Ciertamente moviliza todos los recursos de supervivencia, si ésta se considera un instinto. (En un grandioso momento utópico, como ya hemos visto en un capítulo anterior, Adorno sugería que la utopía estaba constituida por la desaparición en sí de este «instinto», que a él le parecía el mecanismo de defensa específico generado por la propia sociedad de clases, o en otras palabras, por todos los órdenes sociales anteriores y por el nuestro propio). En ese caso, debemos añadir que las sociedades (o, para ser más precisos, los modos de producción) también conocen un instinto de supervivencia colectivo que se despierta en momentos de peligro mortal.
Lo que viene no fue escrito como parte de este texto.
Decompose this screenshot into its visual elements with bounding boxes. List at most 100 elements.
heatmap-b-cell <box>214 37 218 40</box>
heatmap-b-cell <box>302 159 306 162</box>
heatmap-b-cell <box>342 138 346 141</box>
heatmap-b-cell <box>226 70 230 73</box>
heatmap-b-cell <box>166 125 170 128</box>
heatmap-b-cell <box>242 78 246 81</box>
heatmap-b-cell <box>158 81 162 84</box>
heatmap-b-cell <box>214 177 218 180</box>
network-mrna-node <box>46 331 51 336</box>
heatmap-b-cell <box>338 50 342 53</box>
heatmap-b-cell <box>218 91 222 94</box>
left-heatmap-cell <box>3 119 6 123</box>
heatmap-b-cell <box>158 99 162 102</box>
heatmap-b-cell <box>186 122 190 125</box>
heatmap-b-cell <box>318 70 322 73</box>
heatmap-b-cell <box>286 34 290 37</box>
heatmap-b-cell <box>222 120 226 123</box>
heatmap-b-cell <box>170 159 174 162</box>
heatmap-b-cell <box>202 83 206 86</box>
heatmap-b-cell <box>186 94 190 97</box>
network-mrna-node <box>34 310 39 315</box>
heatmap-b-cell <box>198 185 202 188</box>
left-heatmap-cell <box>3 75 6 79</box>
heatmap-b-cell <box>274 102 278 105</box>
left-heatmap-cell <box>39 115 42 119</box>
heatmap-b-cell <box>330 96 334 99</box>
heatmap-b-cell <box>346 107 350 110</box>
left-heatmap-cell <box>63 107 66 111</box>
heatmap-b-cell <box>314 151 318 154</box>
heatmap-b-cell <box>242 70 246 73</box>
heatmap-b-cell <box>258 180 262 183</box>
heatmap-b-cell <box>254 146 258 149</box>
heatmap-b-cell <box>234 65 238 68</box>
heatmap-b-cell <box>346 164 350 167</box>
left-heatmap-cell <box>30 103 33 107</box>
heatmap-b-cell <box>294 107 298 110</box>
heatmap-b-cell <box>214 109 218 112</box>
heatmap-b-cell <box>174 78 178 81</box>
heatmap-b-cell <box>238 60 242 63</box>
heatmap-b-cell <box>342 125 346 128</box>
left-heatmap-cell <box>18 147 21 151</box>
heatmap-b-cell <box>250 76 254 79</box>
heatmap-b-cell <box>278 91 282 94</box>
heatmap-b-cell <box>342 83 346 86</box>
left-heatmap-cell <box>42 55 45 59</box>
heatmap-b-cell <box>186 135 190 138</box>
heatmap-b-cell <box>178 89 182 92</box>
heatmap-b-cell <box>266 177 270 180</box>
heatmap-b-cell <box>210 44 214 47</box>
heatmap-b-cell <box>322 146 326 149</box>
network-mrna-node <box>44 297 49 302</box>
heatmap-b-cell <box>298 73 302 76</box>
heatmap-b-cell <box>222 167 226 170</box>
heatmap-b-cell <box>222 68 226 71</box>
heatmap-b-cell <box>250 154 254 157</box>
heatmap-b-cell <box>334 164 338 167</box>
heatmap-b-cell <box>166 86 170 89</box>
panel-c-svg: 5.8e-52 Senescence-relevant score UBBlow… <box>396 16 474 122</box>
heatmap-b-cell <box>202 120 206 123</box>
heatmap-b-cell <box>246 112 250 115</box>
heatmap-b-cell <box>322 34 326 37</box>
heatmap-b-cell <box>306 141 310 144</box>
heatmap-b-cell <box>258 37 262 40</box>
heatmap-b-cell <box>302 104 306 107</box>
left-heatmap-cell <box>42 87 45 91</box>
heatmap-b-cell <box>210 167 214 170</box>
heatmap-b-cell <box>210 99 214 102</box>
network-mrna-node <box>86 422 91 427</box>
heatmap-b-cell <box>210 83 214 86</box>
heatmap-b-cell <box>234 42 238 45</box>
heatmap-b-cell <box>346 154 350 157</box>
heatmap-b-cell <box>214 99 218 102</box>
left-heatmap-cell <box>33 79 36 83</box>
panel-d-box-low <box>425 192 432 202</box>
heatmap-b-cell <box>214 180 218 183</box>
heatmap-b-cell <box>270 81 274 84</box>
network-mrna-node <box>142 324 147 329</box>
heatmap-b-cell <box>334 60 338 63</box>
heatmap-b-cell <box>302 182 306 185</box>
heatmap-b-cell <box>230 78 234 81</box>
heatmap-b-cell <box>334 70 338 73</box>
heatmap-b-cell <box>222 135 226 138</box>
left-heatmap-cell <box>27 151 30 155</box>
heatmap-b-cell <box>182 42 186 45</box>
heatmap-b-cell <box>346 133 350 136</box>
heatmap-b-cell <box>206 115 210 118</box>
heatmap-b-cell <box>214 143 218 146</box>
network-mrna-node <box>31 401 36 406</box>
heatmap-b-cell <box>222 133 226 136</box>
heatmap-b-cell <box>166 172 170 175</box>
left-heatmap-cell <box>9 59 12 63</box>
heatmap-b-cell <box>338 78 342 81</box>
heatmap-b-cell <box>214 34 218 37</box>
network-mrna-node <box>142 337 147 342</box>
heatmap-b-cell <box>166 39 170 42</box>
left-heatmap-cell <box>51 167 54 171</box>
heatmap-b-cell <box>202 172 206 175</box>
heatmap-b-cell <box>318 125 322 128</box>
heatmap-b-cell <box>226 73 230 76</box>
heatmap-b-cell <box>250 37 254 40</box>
Significativamente, los dos despertares utópicos aquí mencionados son respuestas colectivas de la burguesía: el primero en su lucha contra el absolutismo feudal y la tiranía arbitraria, el segundo en su reacción a la posibilidad de que se instaure un Estado de los trabajadores. Este terror anula claramente ese otro impulso colectivo que es el utópico, que, sin embargo, tan irreprimible como la libido, sigue encontrando sus aportaciones secretas en lo que parece reprobarlo y negarlo de manera más fundamental: así, los opresores proyectados, ya sean de naturaleza clerical o burócratas de partido, se fantasean como colectividades que reproducen distantemente una estructura utópica, siendo la diferencia que yo estoy incluido en la estructura utópica pero excluido de los opresores. Pero en este punto la dinámica ha pasado a ser la del comportamiento de grupo, con su envidia cultural y sus políticas de identidad y racismos adjuntos.

En cuanto al Nosotros de Zamiatin, su ambigüedad es muy distinta, como ya hemos observado.[331] En esta obra no es lo personal y lo político lo que se confunden, sino por el contrario la estética y la burocracia. Ambas son después de todo producciones humanas, y el ingeniero Zamiatin es un verdadero constructivista cuyo Estado mundial es decididamente una obra de arte de la época de Malévich y el Lissitsky; el que tuviera sentimientos encontrados respecto a ella no debe usarse en su contra. Después de todo, sólo una generación antes, Worringer asoció la abstracción con el impulso de morir, en una declaración extraordinariamente influyente.[332] El Benefactor de Zamiatin no es un Gran Hermano, sino por el contrario un perentorio chef d’école como Breton o, de hecho, como el propio Malévich (un dictador de la estética que más tarde Groys reidentificaría con Stalin). Los revolucionarios de We [Nosotros] no luchan por la libertad, son iconoclastas, y la represión sexual del Estado se acerca más a los espacios higiénicos de Le Corbusier y a la condena de Loos al ornamento que a los asentamientos puritanos o los monasterios católicos. En todo caso, Nosotros es una verdadera antiutopía en la que el impulso utópico sigue activo, sea cual sea la ambivalencia, al contrario que la reacción abatida de Orwell al laborismo británico de posguerra, que es en sí un síntoma depresivo del desánimo revolucionario.[333]

Pero ambas obras dejan claro que sus supuestos temores antiutópicos no deben tomarse al pie de la letra. En este punto deseo disociar dichas consideraciones psicológicas de una fuente muy distinta de temor utópico que obtendré de las propiedades formales de este género, y en particular de ese cierre en el que tan a menudo hemos insistido: el cierre del espacio, el cierre del tiempo, el cierre de la comunidad utópica y su posición fuera de la historia, o al menos fuera de la «prehistoria» de Marx tal y como la conocemos.